The un-Botox. The latest technology for paralyzing wrinkles, in FDA studies now, involves a cold probe. Instead of knocking out the nerve with a toxin, you literally freeze it. (The nerve ending will gradually grow back.)
Laser surgery for eye festoons. Festoons are like extreme eye bags – think loose skin actually swagging down onto your cheekbones – and are difficult to treat, even with surgery. “But if you injure the skin in a selective way, enough to get the body to grow new collagen and elastin fibers, it can fix the problem,” says Scheiner, who’s spearheading the maverick procedure and hopes to train other doctors soon. Bonus: “It makes the skin healthy, too .”

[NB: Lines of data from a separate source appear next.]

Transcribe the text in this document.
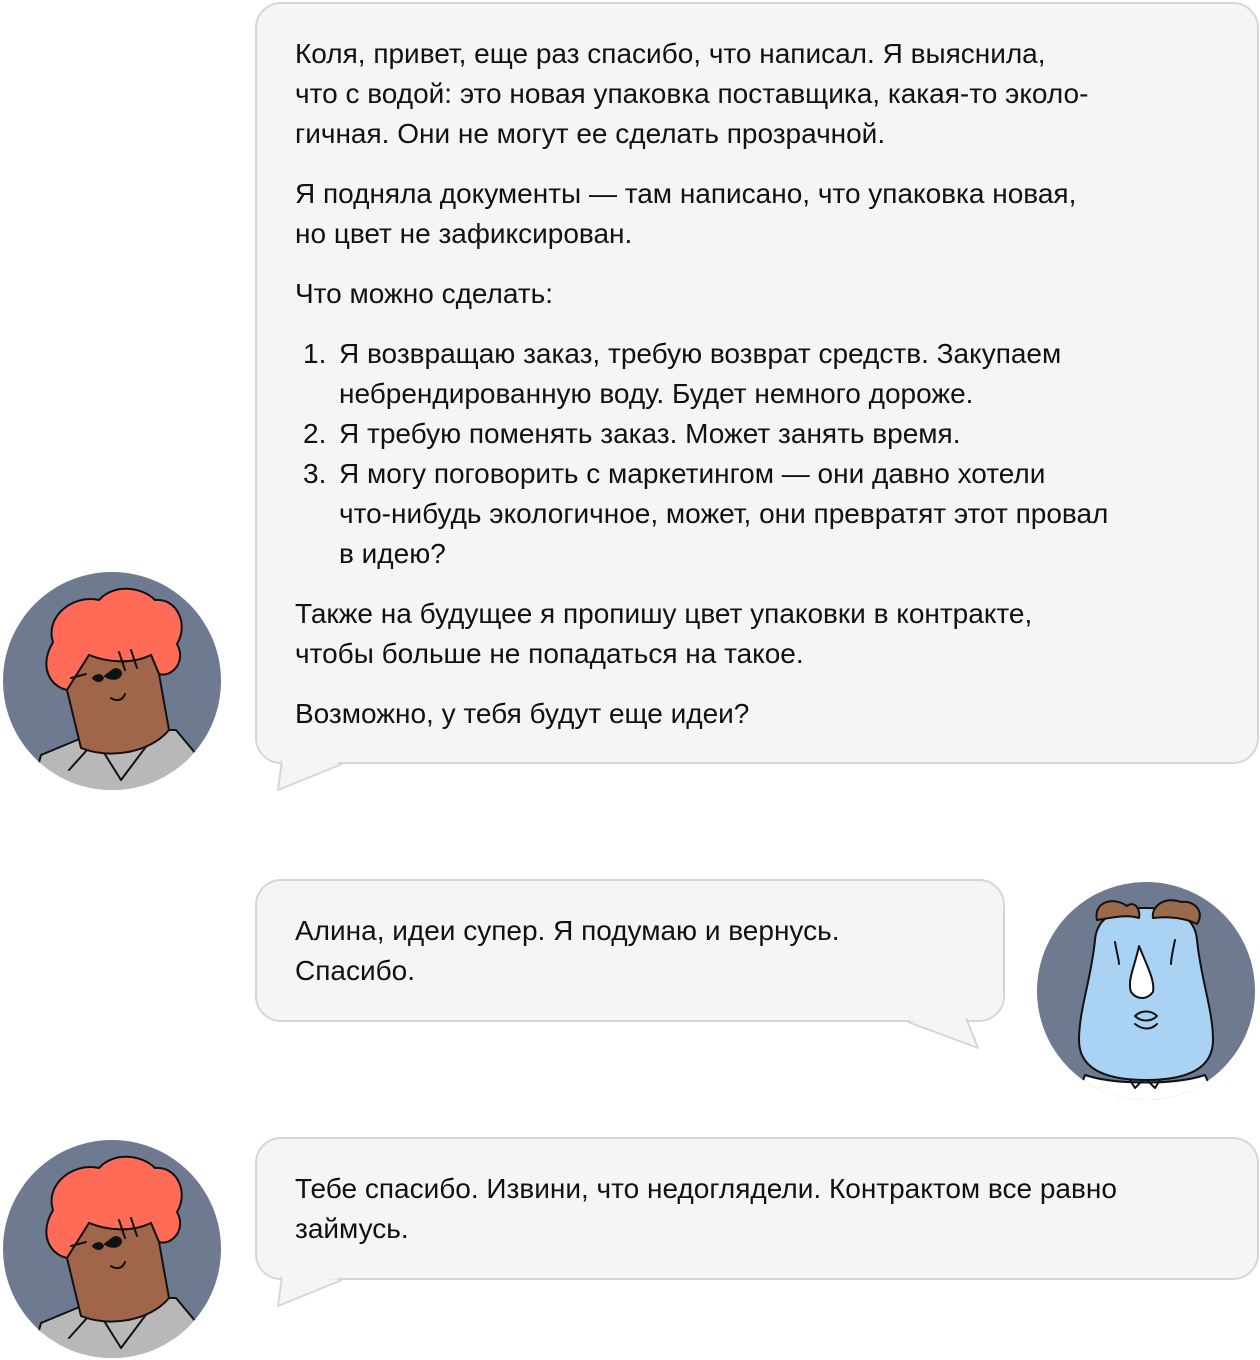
Коля, привет, еще раз спасибо, что написал. Я выяснила,
что с водой: это новая упаковка поставщика, какая-то эколо-
гичная. Они не могут ее сделать прозрачной.

Я подняла документы — там написано, что упаковка новая,
но цвет не зафиксирован.

Что можно сделать:

1. Я возвращаю заказ, требую возврат средств. Закупаем
небрендированную воду. Будет немного дороже.
2. Я требую поменять заказ. Может занять время.
3. Я могу поговорить с маркетингом — они давно хотели
что-нибудь экологичное, может, они превратят этот провал
в идею?

Также на будущее я пропишу цвет упаковки в контракте,
чтобы больше не попадаться на такое.

Возможно, у тебя будут еще идеи?

Алина, идеи супер. Я подумаю и вернусь.
Спасибо.

Тебе спасибо. Извини, что недоглядели. Контрактом все равно
займусь.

New-generation injectables: Most hyaluronic acid fillers, although clear in color, can create a bluish hue on the skin if injected too close to the surface. But the latest version, Belotero, solves that problem: Slightly smoother and lighter than Restylane and Juvéderm, it’s ideal for filling hollows in the thin skin around the eyes.
Another injectable: Xeomin, a botulinum-toxin based treatment similar to Botox and Dysport, is expected to gain FDA approval for cosmetic use in the next few months. “It may last a little longer than Botox and Dysport and is expected to cost a little less,” says Brandt. “Also, while it’s rare, some people don’t respond to Botox, or develop a resistance to it over time. Xeomin produces less neutralizing antibodies, so it could offer an effective alternative.”